Sometimes, Windows wins

It should be clear by now that I am an advocate of free software.  I’m not reflexively against closed software though, sometimes it’s the right tool for the job.  Use of Windows is not a reason for mockery.  In fact, I’ve found one situation where I like the way Windows works better.

As part of our efforts to use Condor for power saving, I thought it would be a great idea if we could calculate the power savings based on the actual power usage of the machines.  The plan was to have Cycle Server aggregate the time in hibernate state for each model and then multiply that by the power draw for the model.  Since Condor doesn’t note the hardware model, I needed to write a STARTD_CRON module to determine this.  The only limitations I had were that I couldn’t depend on root/administrator privileges or on particular software packages being installed. (The execute nodes are in departments across campus and mostly not under my control.)

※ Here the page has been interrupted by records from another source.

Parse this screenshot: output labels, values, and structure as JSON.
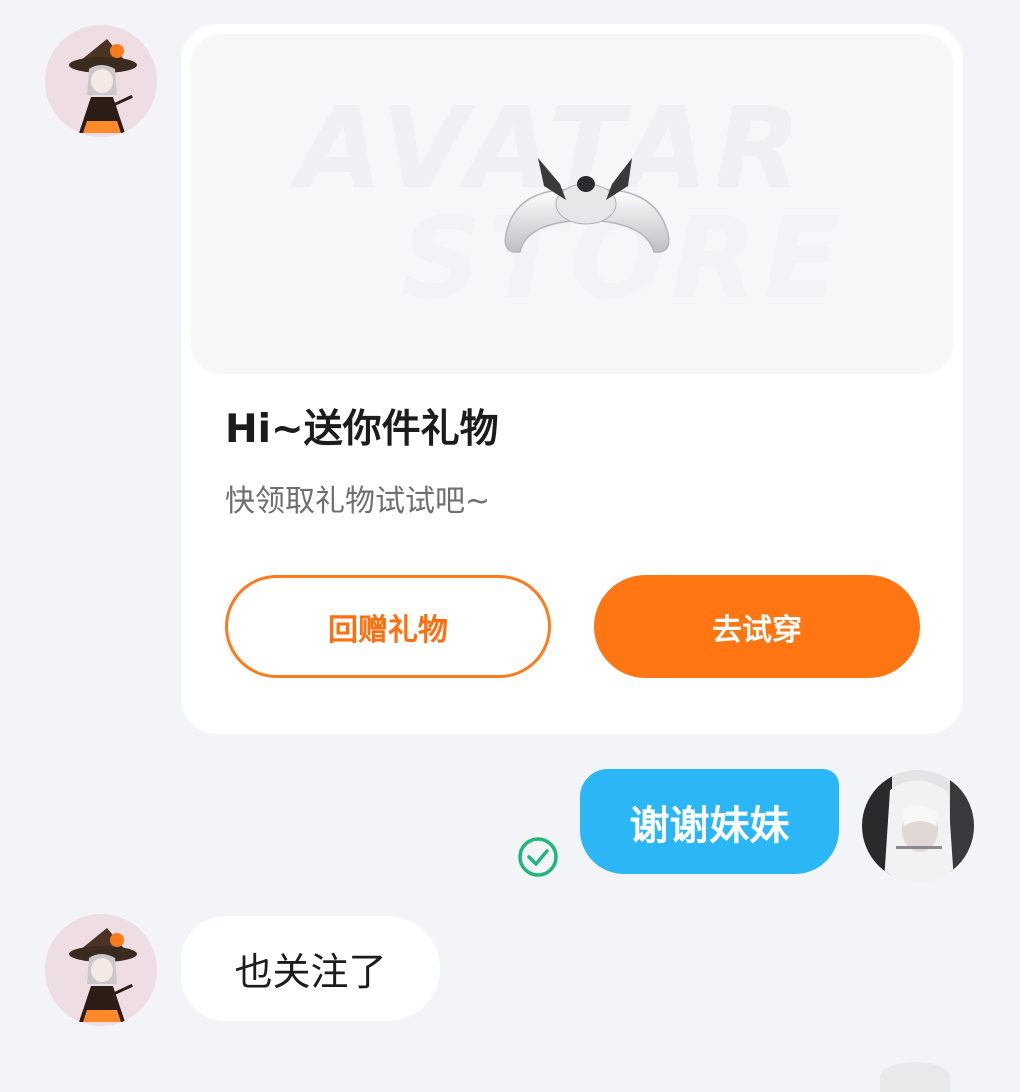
{
  "gift_card": {
    "banner_watermark_line1": "AVATAR",
    "banner_watermark_line2": "STORE",
    "title": "Hi~送你件礼物",
    "subtitle": "快领取礼物试试吧~",
    "return_gift_label": "回赠礼物",
    "try_on_label": "去试穿"
  },
  "messages": {
    "outgoing_text": "谢谢妹妹",
    "incoming_text": "也关注了"
  },
  "icons": {
    "read_receipt": "check-circle-icon",
    "gift_item": "bow-headband-icon"
  },
  "colors": {
    "accent_orange": "#ff7612",
    "outgoing_bubble": "#2bb6f6",
    "read_check": "#1db87a",
    "page_background": "#f3f4f8"
  }
}
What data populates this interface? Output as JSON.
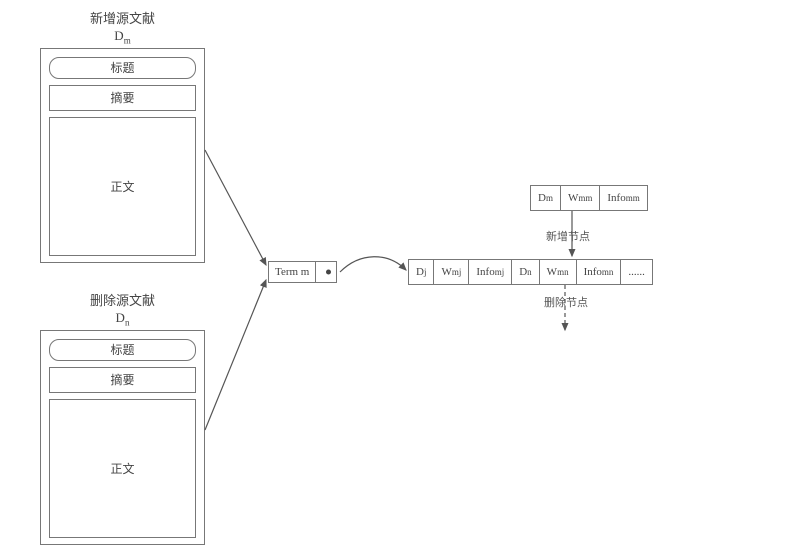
{
  "docs": {
    "new": {
      "title": "新增源文献",
      "sub_html": "D<sub class=\"sub\">m</sub>",
      "pill": "标题",
      "abstract": "摘要",
      "body": "正文"
    },
    "del": {
      "title": "删除源文献",
      "sub_html": "D<sub class=\"sub\">n</sub>",
      "pill": "标题",
      "abstract": "摘要",
      "body": "正文"
    }
  },
  "term": {
    "label": "Term m"
  },
  "labels": {
    "add_node": "新增节点",
    "delete_node": "删除节点"
  },
  "new_node": {
    "d_html": "D<sub class=\"sub\">m</sub>",
    "w_html": "W<sub class=\"sub\">mm</sub>",
    "info_html": "Info<sub class=\"sub\">mm</sub>"
  },
  "row": {
    "c1_html": "D<sub class=\"sub\">j</sub>",
    "c2_html": "W<sub class=\"sub\">mj</sub>",
    "c3_html": "Info<sub class=\"sub\">mj</sub>",
    "c4_html": "D<sub class=\"sub\">n</sub>",
    "c5_html": "W<sub class=\"sub\">mn</sub>",
    "c6_html": "Info<sub class=\"sub\">mn</sub>",
    "c7": "......"
  }
}
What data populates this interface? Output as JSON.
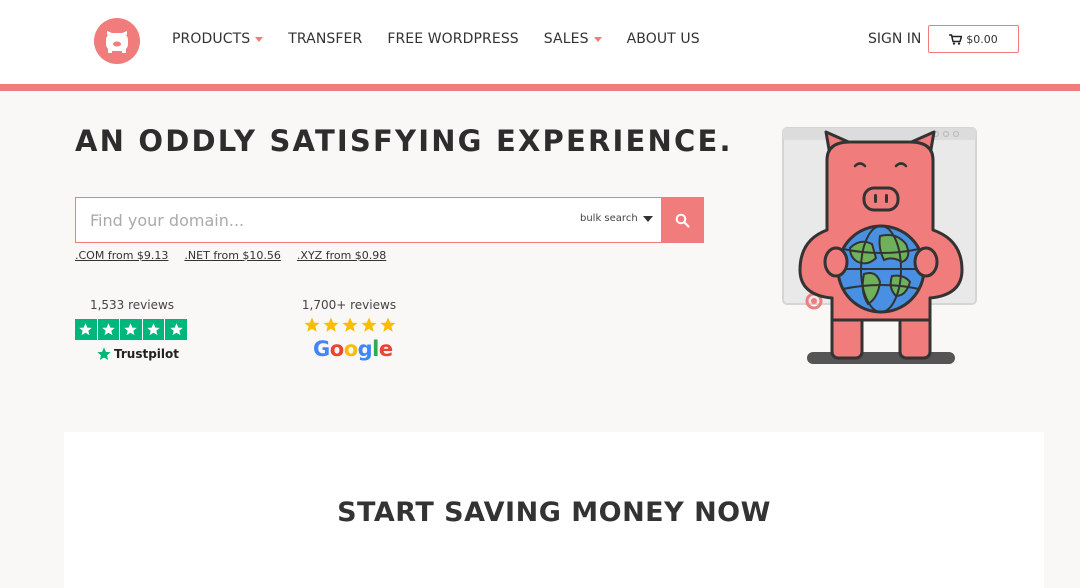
{
  "nav": {
    "items": [
      {
        "label": "PRODUCTS",
        "dropdown": true
      },
      {
        "label": "TRANSFER",
        "dropdown": false
      },
      {
        "label": "FREE WORDPRESS",
        "dropdown": false
      },
      {
        "label": "SALES",
        "dropdown": true
      },
      {
        "label": "ABOUT US",
        "dropdown": false
      }
    ],
    "sign_in": "SIGN IN",
    "cart_total": "$0.00"
  },
  "hero": {
    "title": "AN ODDLY SATISFYING EXPERIENCE.",
    "search_placeholder": "Find your domain...",
    "bulk_search": "bulk search",
    "tlds": [
      ".COM from $9.13",
      ".NET from $10.56",
      ".XYZ from $0.98"
    ]
  },
  "reviews": {
    "trustpilot": {
      "count": "1,533 reviews",
      "brand": "Trustpilot",
      "stars": 5
    },
    "google": {
      "count": "1,700+ reviews",
      "brand": "Google",
      "stars": 5
    }
  },
  "section": {
    "title": "START SAVING MONEY NOW"
  },
  "colors": {
    "accent": "#f07c7c",
    "trustpilot_green": "#00b67a",
    "star_gold": "#fbbc05"
  },
  "icons": [
    "pig-logo-icon",
    "caret-down-icon",
    "cart-icon",
    "search-icon",
    "star-icon",
    "pig-globe-illustration"
  ]
}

Despite the lack of useful tools like grep, sed, and awk (there are equivalents for some of the taken-for-granted GNU tools, but they frankly aren’t very good), the plugin for Windows was very easy.  The systeminfo command gives all kinds of useful, parseable information about the system’s hardware and OS.  The only difficult part was chopping the blank spaces off the end of the output. I wanted to do this in Perl, but that’s not guaranteed to be installed on Windows machines, and I had some difficulty getting a standalone-compiled version working consistently.

On Linux, parsing the output is easy.  The hard part was getting the information at all.  dmidecode seems to be ubiquitous, but it requires root privileges to get any information.  I tried lshw, lshal, and the entire /proc tree.  /proc didn’t have the information I need, and the two commands were not necessarily a part of the “base” install.  The solution seemed to be to require the addition of a package (or bundling a binary for lshw in our Condor distribution).

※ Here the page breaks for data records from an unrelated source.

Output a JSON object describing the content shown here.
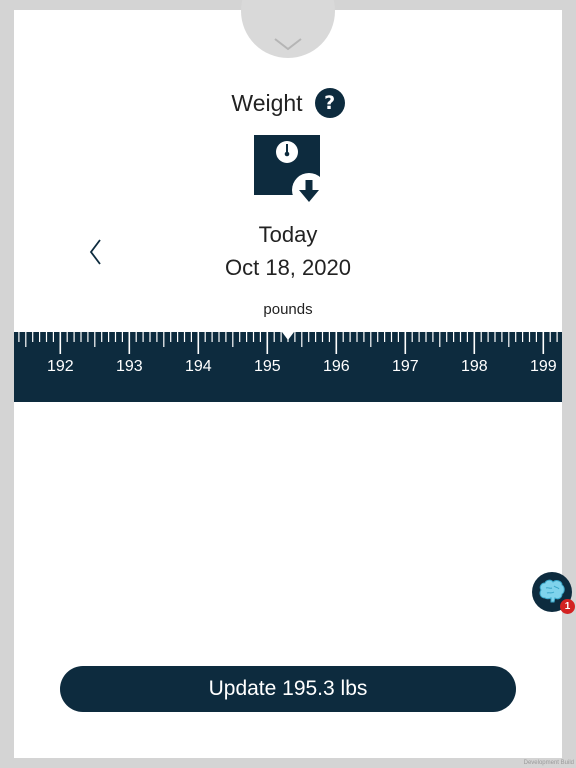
{
  "header": {
    "title": "Weight",
    "help_label": "?"
  },
  "icons": {
    "collapse": "chevron-down-icon",
    "help": "question-icon",
    "scale": "scale-import-icon",
    "previous": "chevron-left-icon",
    "assistant": "brain-icon"
  },
  "date": {
    "relative": "Today",
    "full": "Oct 18, 2020"
  },
  "ruler": {
    "unit_label": "pounds",
    "selected_value": 195.3,
    "labels": [
      "192",
      "193",
      "194",
      "195",
      "196",
      "197",
      "198",
      "199"
    ]
  },
  "action": {
    "update_label": "Update 195.3 lbs"
  },
  "assistant": {
    "badge_count": "1"
  },
  "watermark": "Development Build",
  "colors": {
    "primary": "#0d2b3e",
    "background": "#ffffff",
    "frame": "#d4d4d4",
    "badge": "#d32222"
  }
}
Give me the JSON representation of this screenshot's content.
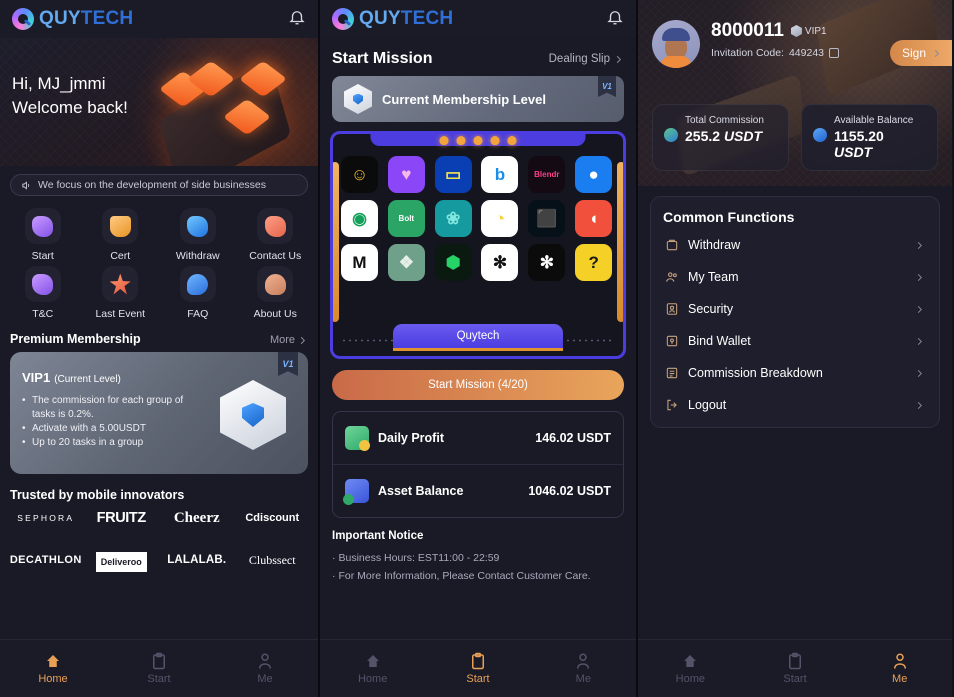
{
  "brand": {
    "name_part1": "QUY",
    "name_part2": "TECH",
    "accent": "#e8a055",
    "purple": "#4b3de0"
  },
  "tabbar": {
    "items": [
      {
        "label": "Home",
        "icon": "home-icon"
      },
      {
        "label": "Start",
        "icon": "clipboard-icon"
      },
      {
        "label": "Me",
        "icon": "person-icon"
      }
    ]
  },
  "home": {
    "greeting_line1": "Hi, MJ_jmmi",
    "greeting_line2": "Welcome back!",
    "marquee": "We focus on the development of side businesses",
    "quick_actions": [
      {
        "label": "Start",
        "icon": "document-icon"
      },
      {
        "label": "Cert",
        "icon": "certificate-icon"
      },
      {
        "label": "Withdraw",
        "icon": "withdraw-icon"
      },
      {
        "label": "Contact Us",
        "icon": "support-icon"
      },
      {
        "label": "T&C",
        "icon": "terms-icon"
      },
      {
        "label": "Last Event",
        "icon": "star-icon"
      },
      {
        "label": "FAQ",
        "icon": "question-icon"
      },
      {
        "label": "About Us",
        "icon": "people-icon"
      }
    ],
    "premium": {
      "title": "Premium Membership",
      "more": "More",
      "level": "VIP1",
      "level_note": "(Current Level)",
      "badge": "V1",
      "bullets": [
        "The commission for each group of tasks is 0.2%.",
        "Activate with a 5.00USDT",
        "Up to 20 tasks in a group"
      ]
    },
    "trusted": {
      "title": "Trusted by mobile innovators",
      "brands": [
        "SEPHORA",
        "FRUITZ",
        "Cheerz",
        "Cdiscount",
        "DECATHLON",
        "Deliveroo",
        "LALALAB.",
        "Clubssect"
      ]
    }
  },
  "start": {
    "title": "Start Mission",
    "dealing_slip": "Dealing Slip",
    "membership_card": {
      "label": "Current Membership Level",
      "badge": "V1"
    },
    "machine_label": "Quytech",
    "apps": [
      {
        "name": "bumble-icon",
        "bg": "#0b0b0b",
        "fg": "#f4c13a",
        "glyph": "☺"
      },
      {
        "name": "badoo-icon",
        "bg": "#8b46f7",
        "fg": "#f6b9e6",
        "glyph": "♥"
      },
      {
        "name": "tag-icon",
        "bg": "#0a3fb4",
        "fg": "#f7e14a",
        "glyph": "▭"
      },
      {
        "name": "bing-icon",
        "bg": "#ffffff",
        "fg": "#1b8fe8",
        "glyph": "b"
      },
      {
        "name": "blendr-icon",
        "bg": "#130a14",
        "fg": "#ff3d8a",
        "glyph": "Blendr"
      },
      {
        "name": "happn-icon",
        "bg": "#1a7df0",
        "fg": "#ffffff",
        "glyph": "●"
      },
      {
        "name": "mobile-app-icon",
        "bg": "#ffffff",
        "fg": "#13a05a",
        "glyph": "◉"
      },
      {
        "name": "bolt-icon",
        "bg": "#2aa566",
        "fg": "#ffffff",
        "glyph": "Bolt"
      },
      {
        "name": "flower-icon",
        "bg": "#159aa0",
        "fg": "#7fe8e0",
        "glyph": "❀"
      },
      {
        "name": "smiley-icon",
        "bg": "#ffffff",
        "fg": "#f7cf3f",
        "glyph": "◔"
      },
      {
        "name": "qrcode-icon",
        "bg": "#061018",
        "fg": "#3ef0e0",
        "glyph": "⬛"
      },
      {
        "name": "firefox-icon",
        "bg": "#f1503c",
        "fg": "#ffffff",
        "glyph": "◖"
      },
      {
        "name": "m-icon",
        "bg": "#ffffff",
        "fg": "#111111",
        "glyph": "M"
      },
      {
        "name": "cluster-icon",
        "bg": "#6ea08a",
        "fg": "#e6efe8",
        "glyph": "❖"
      },
      {
        "name": "hex-icon",
        "bg": "#0b1a10",
        "fg": "#25d366",
        "glyph": "⬢"
      },
      {
        "name": "openai-icon",
        "bg": "#ffffff",
        "fg": "#111111",
        "glyph": "✻"
      },
      {
        "name": "anthropic-icon",
        "bg": "#0b0b0b",
        "fg": "#ffffff",
        "glyph": "✻"
      },
      {
        "name": "question-icon",
        "bg": "#f5d026",
        "fg": "#1a1a1a",
        "glyph": "?"
      }
    ],
    "cta": "Start Mission  (4/20)",
    "stats": [
      {
        "label": "Daily Profit",
        "value": "146.02 USDT",
        "icon": "profit-chart-icon"
      },
      {
        "label": "Asset Balance",
        "value": "1046.02 USDT",
        "icon": "wallet-icon"
      }
    ],
    "notice": {
      "title": "Important Notice",
      "lines": [
        "Business Hours: EST11:00 - 22:59",
        "For More Information, Please Contact Customer Care."
      ]
    }
  },
  "me": {
    "user_id": "8000011",
    "vip_level": "VIP1",
    "invitation_label": "Invitation Code:",
    "invitation_code": "449243",
    "sign_button": "Sign",
    "balances": [
      {
        "label": "Total Commission",
        "value": "255.2",
        "unit": "USDT",
        "icon": "commission-icon"
      },
      {
        "label": "Available Balance",
        "value": "1155.20",
        "unit": "USDT",
        "icon": "balance-icon"
      }
    ],
    "common_functions": {
      "title": "Common Functions",
      "items": [
        {
          "label": "Withdraw",
          "icon": "withdraw-icon"
        },
        {
          "label": "My Team",
          "icon": "team-icon"
        },
        {
          "label": "Security",
          "icon": "security-icon"
        },
        {
          "label": "Bind Wallet",
          "icon": "wallet-bind-icon"
        },
        {
          "label": "Commission Breakdown",
          "icon": "list-icon"
        },
        {
          "label": "Logout",
          "icon": "logout-icon"
        }
      ]
    }
  }
}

Eventually, we decided that it was more effort than it was worth to come up with a reliable module.  While both platforms had problems, Linux was definitely the more difficult.  It’s a somewhat rare condition, but there are times when Windows wins.

4 thoughts on “Sometimes, Windows wins

  1. Pingback: Tweets that mention Sometimes, Windows wins « Blog Fiasco -- Topsy.com

  2. The ‘linux base install’ is what you tell your unattended system to do. The rest is easily achieved with help of your favourite configuration manager, like cfengine (http://www.cfengine.org) or puppet or chef or whatever you use. Installing additional software on hundreds/thousands of nodes is really easy if you have a configuration manager. We use cfengine (version 2 at the moment, version 3 appears to be even better but 2 works for us, so why bother upgrading it now. I’ll wait until there is a new version of Automating Linux and Unix System Administration, Second Edition http://www.amazon.com/Automating-System-Administration-Second-Experts/dp/1430210591 with all the details about cfengine 3) .

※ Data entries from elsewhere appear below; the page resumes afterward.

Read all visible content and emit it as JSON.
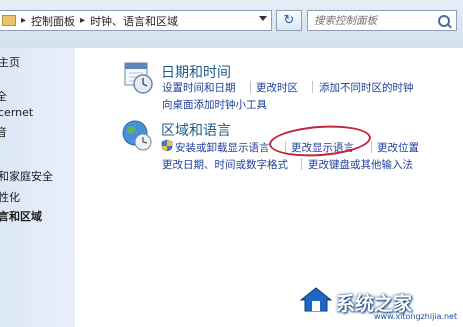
{
  "address": {
    "crumbs": [
      "控制面板",
      "时钟、语言和区域"
    ],
    "separator": "▸"
  },
  "search": {
    "placeholder": "搜索控制面板"
  },
  "sidebar": {
    "items": [
      {
        "label": "主页"
      },
      {
        "label": "全"
      },
      {
        "label": "cernet"
      },
      {
        "label": "音"
      },
      {
        "label": "和家庭安全"
      },
      {
        "label": "性化"
      },
      {
        "label": "言和区域"
      }
    ]
  },
  "sections": {
    "datetime": {
      "title": "日期和时间",
      "links": [
        "设置时间和日期",
        "更改时区",
        "添加不同时区的时钟",
        "向桌面添加时钟小工具"
      ]
    },
    "region": {
      "title": "区域和语言",
      "links": [
        "安装或卸载显示语言",
        "更改显示语言",
        "更改位置",
        "更改日期、时间或数字格式",
        "更改键盘或其他输入法"
      ]
    }
  },
  "watermark": {
    "text": "系统之家",
    "url": "www.xitongzhijia.net"
  },
  "colors": {
    "link": "#1e3f9c",
    "title": "#1e5c8a",
    "highlight_circle": "#c0263b"
  }
}
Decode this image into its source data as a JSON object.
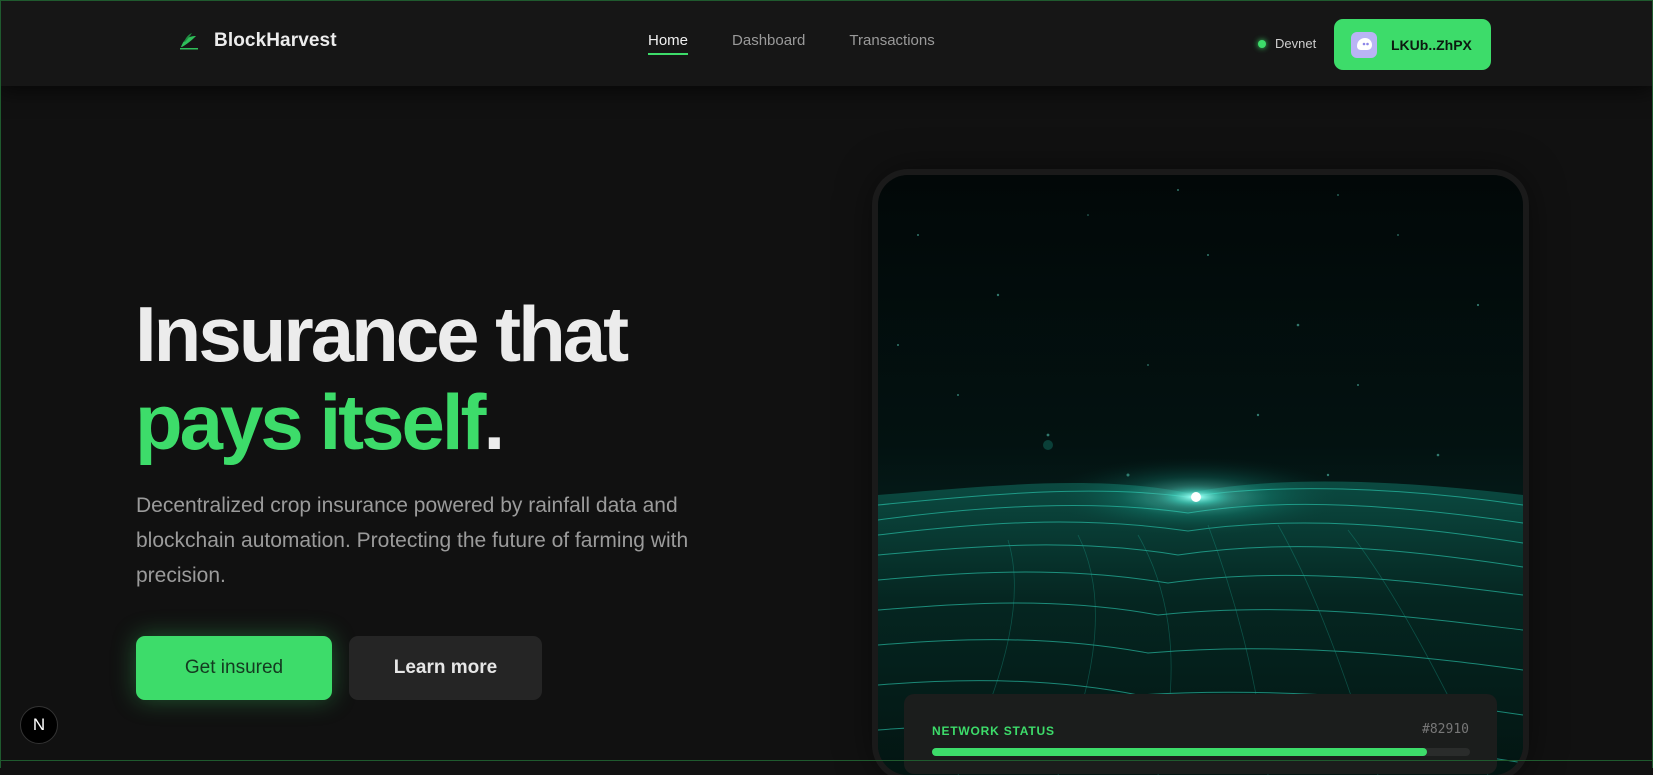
{
  "brand": {
    "name": "BlockHarvest",
    "icon": "leaf-logo-icon"
  },
  "nav": {
    "links": [
      {
        "label": "Home",
        "active": true
      },
      {
        "label": "Dashboard",
        "active": false
      },
      {
        "label": "Transactions",
        "active": false
      }
    ]
  },
  "network": {
    "label": "Devnet",
    "status_color": "#3ddc6a"
  },
  "wallet": {
    "address": "LKUb..ZhPX",
    "icon": "phantom-ghost-icon"
  },
  "hero": {
    "headline_line1": "Insurance that",
    "headline_line2": "pays itself",
    "headline_period": ".",
    "subtitle": "Decentralized crop insurance powered by rainfall data and blockchain automation. Protecting the future of farming with precision.",
    "primary_button": "Get insured",
    "secondary_button": "Learn more"
  },
  "status_card": {
    "label": "NETWORK STATUS",
    "id": "#82910",
    "progress": 0.92
  },
  "dev_badge": {
    "letter": "N"
  },
  "colors": {
    "accent": "#3ddc6a",
    "background": "#111111",
    "navbar": "#161616"
  }
}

    The same thing applies to Windows, really.

    At work Perl is routinely installed as part of our unattended installation procedure for Windows machines. If for whatever reason it is not installed, then it gets installed (and updated) by wpkg (http://wpkg.org). If you only have a C: drive then you can basically copy the c:\perl folder to another Windows computer. If you require associating the *.pl extension with the perl.exe binary, it requires a bit more work, but if I recall correctly you just need to use ftype and add the perl.exe binary to the %path%, nothing really shocking and easily scriptable.

    So basically keep a Windows computer with an updated Perl version and distribute that one to the rest of your park with wpkg, server manager or whatever you use to manage your Windows computers. If I need a particular module, I install it on my ‘master’ Perl machine and the next day or when wpkg re-runs it is distributed all over the place.

  3. I understand the idea of using config managers to install packages, we use cfengine 2 to manage approximately 3000 machines. The issue is that at the Purdue campus there are many separate IT groups. I don’t have any control over what is installed on the machines maintained by those groups and so cannot rely on anything that doesn’t come with the system by default. Politically, it is not possible to bundle extra software (e.g. ActivePerl) with our Condor package.